Up next is Valentine’s Day in Japan, which is a day when girls give their homemade chocolate to the guys they like and make a confession, kokuhaku, and even ask the guys out on a date!

 

Typically guys don’t do anything on Valentine’s day. Instead in return they give chocolate to the girls they originally got chocolate from on March 14th, the so called White Day.

 

Ladies first… or not?

Okay, so if you’re from Europe or the States, you have been brought up in a culture which respects the idea of ‘ladies first’. Before coming to Japan you are used to guys holding the door for you, opening the door of a car and letting you take your seat first, helping you take your seat on a chair in a restaurant and finally insisting on paying the bill.

 

Now when you come to Japan and started dating with a Japanese boyfriend you may notice that he will may never do the above mentioned.
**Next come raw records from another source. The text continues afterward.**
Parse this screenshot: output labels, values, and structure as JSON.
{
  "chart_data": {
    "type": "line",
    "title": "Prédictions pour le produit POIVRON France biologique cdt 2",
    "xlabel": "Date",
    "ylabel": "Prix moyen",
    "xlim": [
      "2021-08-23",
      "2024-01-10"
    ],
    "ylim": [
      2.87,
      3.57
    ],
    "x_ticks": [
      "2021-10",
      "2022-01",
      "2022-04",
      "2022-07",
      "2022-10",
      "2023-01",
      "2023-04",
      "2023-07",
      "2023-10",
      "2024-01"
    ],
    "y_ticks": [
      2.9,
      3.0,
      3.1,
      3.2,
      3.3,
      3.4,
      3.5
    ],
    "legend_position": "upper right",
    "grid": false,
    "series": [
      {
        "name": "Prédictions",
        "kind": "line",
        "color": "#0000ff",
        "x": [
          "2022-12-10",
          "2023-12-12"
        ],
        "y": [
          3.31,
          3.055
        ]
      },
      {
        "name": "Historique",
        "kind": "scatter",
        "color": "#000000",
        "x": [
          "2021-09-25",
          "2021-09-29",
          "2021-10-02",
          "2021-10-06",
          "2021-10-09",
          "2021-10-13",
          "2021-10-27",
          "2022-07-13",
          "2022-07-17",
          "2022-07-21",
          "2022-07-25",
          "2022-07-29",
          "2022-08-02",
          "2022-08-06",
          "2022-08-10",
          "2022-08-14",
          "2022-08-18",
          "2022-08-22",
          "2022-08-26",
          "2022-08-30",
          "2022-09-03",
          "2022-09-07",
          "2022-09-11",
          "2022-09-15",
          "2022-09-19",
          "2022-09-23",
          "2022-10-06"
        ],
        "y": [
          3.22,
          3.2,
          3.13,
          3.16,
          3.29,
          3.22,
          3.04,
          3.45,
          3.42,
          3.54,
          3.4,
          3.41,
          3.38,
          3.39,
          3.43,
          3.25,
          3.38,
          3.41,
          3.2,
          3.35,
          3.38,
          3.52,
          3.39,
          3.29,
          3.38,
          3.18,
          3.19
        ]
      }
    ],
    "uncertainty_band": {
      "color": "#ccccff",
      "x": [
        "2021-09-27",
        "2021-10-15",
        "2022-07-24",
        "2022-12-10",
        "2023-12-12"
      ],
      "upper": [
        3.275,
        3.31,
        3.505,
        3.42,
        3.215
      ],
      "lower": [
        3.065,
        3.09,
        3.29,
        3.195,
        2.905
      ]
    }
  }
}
It can be a bit shocking in the beginning.

 

Conclusion

 

Culture shock is something that will happen to any and every international couple. It doesn’t matter where you are from or how long you’ve been dating, it is bound to happen at some point. In this respect, if you prefer to not deal with some of the mentioned ‘cultural differences’ above then there is always the option of going down the ‘sugar dating’ route. Where all expectations are set from the beginning. Whatever way you want to try dating in Japan, make sure you get what you want out of it!